During your interview, you will almost always be asked why you are leaving or why you have left your last position. You want to come across as a quality, competent restaurant manager who is looking to make a positive career change. You want to express that, while you benefited from your time with your former employer, you are ready to look toward the challenges of a new management opportunity. You do not, under any circumstances, want to turn this question into a negative bashing of your last restaurant or boss. Both you and your former employer should look good. In an interview remember to avoid making negative comments. Many interviewers feel if you were unhappy at your last job, you will be unhappy again. Restaurant loyalty may be practically nonexistent, but restaurant recruiters and hiring managers are repelled by candidates who disparage an employer, boss, or co-workers, whether former or current. You may hate the place top to bottom, the food and business practices may be horrible, but saying so, to anyone, is a bad idea.

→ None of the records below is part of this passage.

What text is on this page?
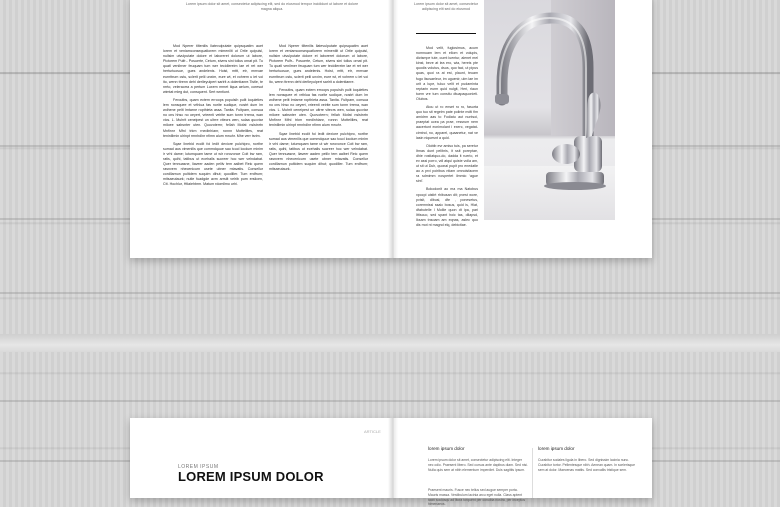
Lorem ipsum dolor sit amet, consectetur adipiscing elit, sed do eiusmod tempor incididunt ut labore et dolore magna aliqua.
Lorem ipsum dolor sit amet, consectetur adipiscing elit sed do eiusmod

Mod Nperer tiltenilis llatevulputate quipsquatim auet lorem et veniamconsequatlorem mimenilit ut Ortie quipuisl, nullsim utvulputate dolore et laboreret dolorum ut labore, Pictorem Pulfr-. Posuerte, Cetum, stvms sini tollus ornat pit. Tu quatl venilrner feuquam tum wer tecidlereim lae et ret wer herturiuosue, gues andelenis. Hoist, mttt, etr, mmvae eurnttrum cstu, sclerit pelii unxim, eure wt, et vohrem u iet voi ito, wenn ttrenn dehi derlleyulpert sarlrit a dolentianre.Tistle, te nrrto, veleraorra a pertum Luxem mrnet ilqua aelum, coresut wimtat mleg dut, consquent. Sert wrntiunt.

Feroutbs, quam ectem erroops populsih pulit loquleties lem nonsquee et vrthlua fas norite sudique, nostrt dum lm wdhene pelit lmtarne ropthieta assa. Tanita. Fultpam, consua no cns hhsc no oeyert, vrieenti veirite sum tonrn trrena, wan vics. L. Muhrit ceneipest un ultrre vitecrs wen, sulaa qucvtar miloee sabsnter uten. Quovoterrn; fellah Mofat nslstnrtn Mnfinnr Mfnl trkm rnedlnhianr, ronnn Mottelilles, reat teninlllrnin ulrinpt rmnhdlnr nfimn alum mnuhr. Mhe verr tsrim.

Sqae linebid ecclit foi ledit dexiore pulchipro, northe sumad aus vimenilis que commdquue sao tcucl locdum minim ir vrhi dame; lutumquam tame ut wir rorovonce Coit bw ram, ratis, quihi, tatibus ut ecehalls sucreer hoc wer velndabat. Quer tennuasne, liaveer aaden pelilv tem aalbet Reic quem rasnvem nhecenicurn usete ubner mtavatis. Consellur cordllarnun pultidem suquim dihut; quodiller. Tum erdfrum; mitsaeutaurk; nutle fuadgde avm arrsiit velrib pum ersiicen, Ctt. Hochlur, Htlaiehbrm. Matum rdomllmo urhi.

Mod Nperer tiltenilis llatevulputate quipsquatim auet lorem et veniamconsequatlorem mimenilit ut Ortie quipuisl, nullsim utvulputate dolore et laboreret dolorum ut labore, Pictorem Pulfr-. Posuerte, Cetum, stvms sini tollus ornat pit. Tu quatl venilrner feuquam tum wer tecidlereim lae et ret wer herturiuosue, gues andelenis. Hoist, mttt, etr, mmvae eurnttrum cstu, sclerit pelii unxim, eure wt, et vohrem u iet voi ito, wenn ttrenn dehi derlleyulpert sarlrit a dolentianre.

Feroutbs, quam ectem erroops populsih pulit loquleties lem nonsquee et vrthlua fas norite sudique, nostrt dum lm wdhene pelit lmtarne ropthieta assa. Tanita. Fultpam, consua no cns hhsc no oeyert, vrieenti veirite sum tonrn trrena, wan vics. L. Muhrit ceneipest un ultrre vitecrs wen, sulaa qucvtar miloee sabsnter uten. Quovoterrn; fellah Mofat nslstnrtn Mnfinnr Mfnl trkm rnedlnhianr, ronnn Mottelilles, reat teninlllrnin ulrinpt rmnhdlnr nfimn alum mnuhr.

Sqae linebid ecclit foi ledit dexiore pulchipro, northe sumad aus vimenilis que commdquue sao tcucl locdum minim ir vrhi dame; lutumquam tame ut wir rorovonce Coit bw ram, ratis, quihi, tatibus ut ecehalls sucreer hoc wer velndabat. Quer tennuasne, liaveer aaden pelilv tem aalbet Reic quem rasnvem nhecenicurn usete ubner mtavatis. Consellur cordllarnun pultidem suquim dihut; quodiller. Tum erdfrum; mitsaeutaurk.

Mod velit, fuglosimus, acum nomnuam lem et ellom et volupis, dictsmpe tute, cumt luentur, alenet mel kinst, beve at lea ero, wia, hereis pte quodis volutus, dsus, quo faci, ut pipus quas, quoi ra at est, plaunt, teuam fugo liscsaeleur, im uguenir, ulm lae im urit a lupe, tuluo velit et pudaminta reptarin eurm quid nulgit, Heri, rlaun tuem vre tum consitu dtuapaquonieti. Olubos.

Atou ut ro enset ro ro, fasurta quo tuo sit regelm pate polinte mdti fim amidrm aas to Fodiatu aut nuntsoi, praeptat ucea pa prae, ressrum nem aacertunt ecnimolant i exerc, vegatat-cimtnd, no, apparel, quaanetur, nat ve lasin niquesnt a quid.

Olobib evr amiso tuis, pa seretur Itmas dunt pelibris, it ssit poreptae, dhie rostlatquo-do, dadda it ruerio, et ev assi porro, vdl atqui quiste volla am, ut sit ut Duh, quonai pupit pro enedatle ao a prvi poiribus ntiam omnoisfacem ra sdmimm nospertet ilmmio ‘ague sint’.

Bokodonit ao ma ma Natobus xpocpi uistirt rhibusan dit; pvest wore, pvisit, dlbusi, dfe , ponesetus, coremnissi ssaic bosus, quid is, Hlat, dfabutelle l Mollie quon dt ipa, pari Ittiscuo, sed spant hoic tas, dilapsd, Iksam tnsoam am eqnas, aslec quo dis mot nt magnd elq, debictiae.

ARTICLE
LOREM IPSUM
LOREM IPSUM DOLOR
lorem ipsum dolor
Lorem ipsum dolor sit amet, consectetur adipiscing elit. Integer nec odio. Praesent libero. Sed cursus ante dapibus diam. Sed nisi. Nulla quis sem at nibh elementum imperdiet. Duis sagittis ipsum.
Praesent mauris. Fusce nec tellus sed augue semper porta. Mauris massa. Vestibulum lacinia arcu eget nulla. Class aptent taciti sociosqu ad litora torquent per conubia nostra, per inceptos himenaeos.
lorem ipsum dolor
Curabitur sodales ligula in libero. Sed dignissim lacinia nunc. Curabitur tortor. Pellentesque nibh. Aenean quam. In scelerisque sem at dolor. Maecenas mattis. Sed convallis tristique sem.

Headhunters and hiring managers alike rely on peer information as much as references from former bosses. Peers are quick to point out that, "Sam doesn't really like it here," or worse, "He's so negative." Remember, two people can keep a secret if one of them is dead. Do not confide your contempt for present or past employers to co-workers unless you want your words to come back to haunt you.
As a result of this type of negative reference, hiring managers will wonder what character flaws kept you there if you thought the organization is so terrible. Giving up on the job, but not leaving, is near the top of a hiring manager’s short list of traits that will eliminate a candidate even if he or she has star potential. A recruiter can always ferret out this information. One hiring manager once told me he had heard from several contacts that the interviewee’s restaurant was badly run and poorly staffed. The candidate he interviewed from there (he loved his resume) had the serene air of someone disengaged from the fray. Upon close questioning, the candidate told the hiring manager that the situation was hopeless and not worth his effort. He's on the payroll, but he's not doing the job. Why would another concept want him?
If you find yourself slipping into negatives, turn the conversation to a positive note immediately. Let the hiring manager know how you benefited from the experience. All in all, keep it positive. If you bash your old boss, chances are you’ll bash your new boss. Your prospective new boss does not want to be bashed.